That was not supposed to happen but it did. A tiny mistake sucked way too much money out of a family's bank account and it had a disastrous ripple effect.
Patt Ferraro and her family go to great lengths to stay within a tight budget. She even makes some of their clothes by hand and the family does without frills like premium cable and dinner out so they have enough to cover the bills.
But one day, a simple error threw everything into chaos.
"I thought he was going to have a heart attack. He said 'oh my God,'" she said.
Patt's husband, Rocky, went on the Bank of America website to pay the mortgage. But when he clicked send, an error message popped up.
"Process failed, your payment did not go through. So not wanting to be late, he called Bank of America and did it over the phone," Patt said.
It all seemed fine until they checked their bank statement, and found out both payments had gone through -- over the phone and online -- no error after all.

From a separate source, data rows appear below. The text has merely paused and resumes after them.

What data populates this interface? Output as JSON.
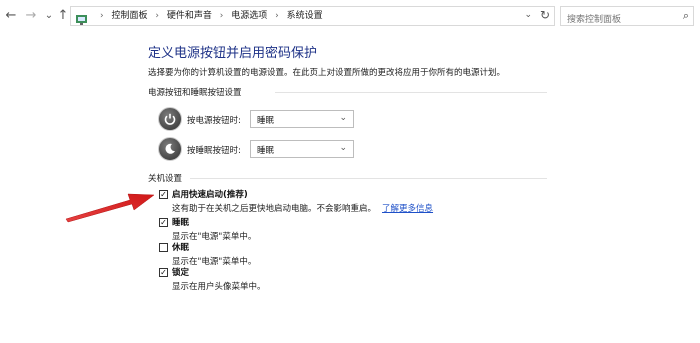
{
  "nav": {
    "back": "←",
    "forward": "→",
    "recent": "⌄",
    "up": "↑",
    "breadcrumb": [
      "控制面板",
      "硬件和声音",
      "电源选项",
      "系统设置"
    ],
    "search_placeholder": "搜索控制面板"
  },
  "page": {
    "title": "定义电源按钮并启用密码保护",
    "description": "选择要为你的计算机设置的电源设置。在此页上对设置所做的更改将应用于你所有的电源计划。"
  },
  "buttons_section": {
    "heading": "电源按钮和睡眠按钮设置",
    "rows": [
      {
        "label": "按电源按钮时:",
        "value": "睡眠",
        "icon": "power-button-icon"
      },
      {
        "label": "按睡眠按钮时:",
        "value": "睡眠",
        "icon": "sleep-button-icon"
      }
    ]
  },
  "shutdown_section": {
    "heading": "关机设置",
    "options": [
      {
        "label": "启用快速启动(推荐)",
        "checked": true,
        "desc": "这有助于在关机之后更快地启动电脑。不会影响重启。",
        "link": "了解更多信息"
      },
      {
        "label": "睡眠",
        "checked": true,
        "desc": "显示在\"电源\"菜单中。"
      },
      {
        "label": "休眠",
        "checked": false,
        "desc": "显示在\"电源\"菜单中。"
      },
      {
        "label": "锁定",
        "checked": true,
        "desc": "显示在用户头像菜单中。"
      }
    ]
  },
  "colors": {
    "title": "#1e3287",
    "link": "#1e50c8",
    "arrow": "#e02020"
  }
}
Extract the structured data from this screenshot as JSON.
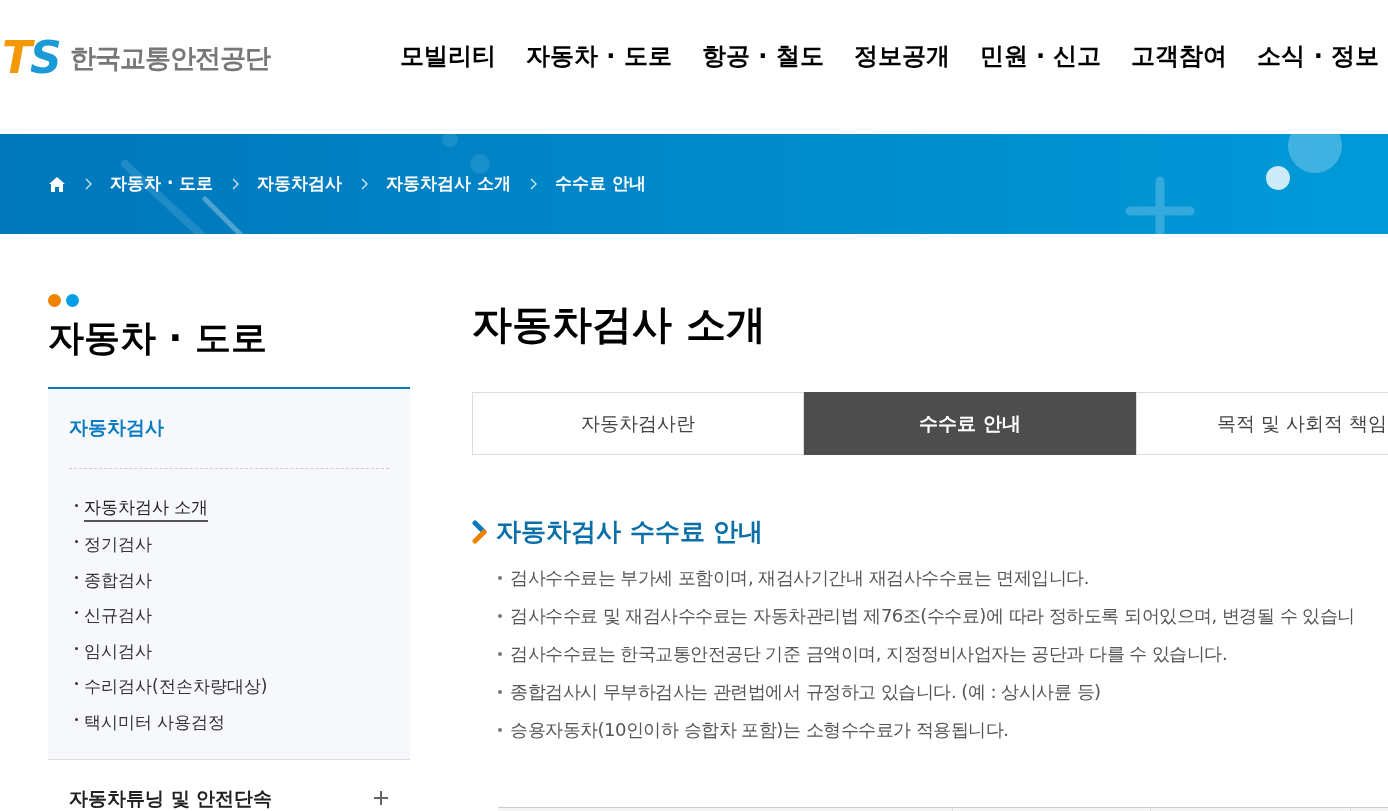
{
  "header": {
    "logo_mark": "TS",
    "logo_text": "한국교통안전공단",
    "nav": [
      "모빌리티",
      "자동차 · 도로",
      "항공 · 철도",
      "정보공개",
      "민원 · 신고",
      "고객참여",
      "소식 · 정보"
    ]
  },
  "breadcrumb": [
    "자동차 · 도로",
    "자동차검사",
    "자동차검사 소개",
    "수수료 안내"
  ],
  "sidebar": {
    "title": "자동차 · 도로",
    "groups": [
      {
        "label": "자동차검사",
        "expanded": true,
        "children": [
          {
            "label": "자동차검사 소개",
            "selected": true
          },
          {
            "label": "정기검사",
            "selected": false
          },
          {
            "label": "종합검사",
            "selected": false
          },
          {
            "label": "신규검사",
            "selected": false
          },
          {
            "label": "임시검사",
            "selected": false
          },
          {
            "label": "수리검사(전손차량대상)",
            "selected": false
          },
          {
            "label": "택시미터 사용검정",
            "selected": false
          }
        ]
      },
      {
        "label": "자동차튜닝 및 안전단속",
        "expanded": false
      }
    ]
  },
  "page_title": "자동차검사 소개",
  "tabs": [
    {
      "label": "자동차검사란",
      "selected": false
    },
    {
      "label": "수수료 안내",
      "selected": true
    },
    {
      "label": "목적 및 사회적 책임",
      "selected": false
    }
  ],
  "section": {
    "heading": "자동차검사 수수료 안내",
    "notes": [
      "검사수수료는 부가세 포함이며, 재검사기간내 재검사수수료는 면제입니다.",
      "검사수수료 및 재검사수수료는 자동차관리법 제76조(수수료)에 따라 정하도록 되어있으며, 변경될 수 있습니",
      "검사수수료는 한국교통안전공단 기준 금액이며, 지정정비사업자는 공단과 다를 수 있습니다.",
      "종합검사시 무부하검사는 관련법에서 규정하고 있습니다. (예 : 상시사륜 등)",
      "승용자동차(10인이하 승합차 포함)는 소형수수료가 적용됩니다."
    ]
  }
}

"OK now what do we do? That's a house payment, that's a lot of money," Patt said.
A lot indeed -- $1,478 was deducted twice from their checking account at Wells Fargo Bank. The double payment not only drained all their funds, but left the account with a negative balance of $956.
The couple called Bank of America right away and the bank promised to refund the extra payment within 48 hours. But days went by, then weeks and still no refund.
"We couldn't make our bills, our checks were bouncing, the car, the gas, the Visa bills, groceries," Patt said.
Each time a check bounced, they were hit with a $35 overdraft fee. It added up to $490 worth of fees in all. The family tightened their belts even more.
"Not going to movies, trying to stay home as much as possible. We are just being very frugal with the grocery shopping," Patt said.
Bank of America later requested proof of the double payment. The Ferraros sent their checking account statement but still no reply, no money and only frustration.
"It's heartbreaking. I'm sorry, it just bothers me so much," Patt said. "Especially times are tough now and we watch every penny. And now Bank of America turns around and very nonchalantly takes two house payments."
Weeks later, Bank of America said it would simply apply the extra payment to the next month's mortgage, and pay for the overdraft fees.
However, that money never came and that's when Patt called 7 On Your Side.
"He's always helping everybody, well help me, so come on Michael get with the shtick," Pat said.
7 On Your Side contacted Bank of America and the bank promised a quick refund and said: "Bank of America apologizes for the Ferraro's experience with our website. We are expediting the refund in overdraft fees that they have encountered to date."
That was a big relief to Patt.
"If anything like this happens again, oh please God never, I know who to e-mail -- Michael Finney," she said.
Following our inquiry, Bank of America said it is looking into why the duplicate payment was not refunded immediately. The bank said a refund should have been prompt and the bank is examining its procedures.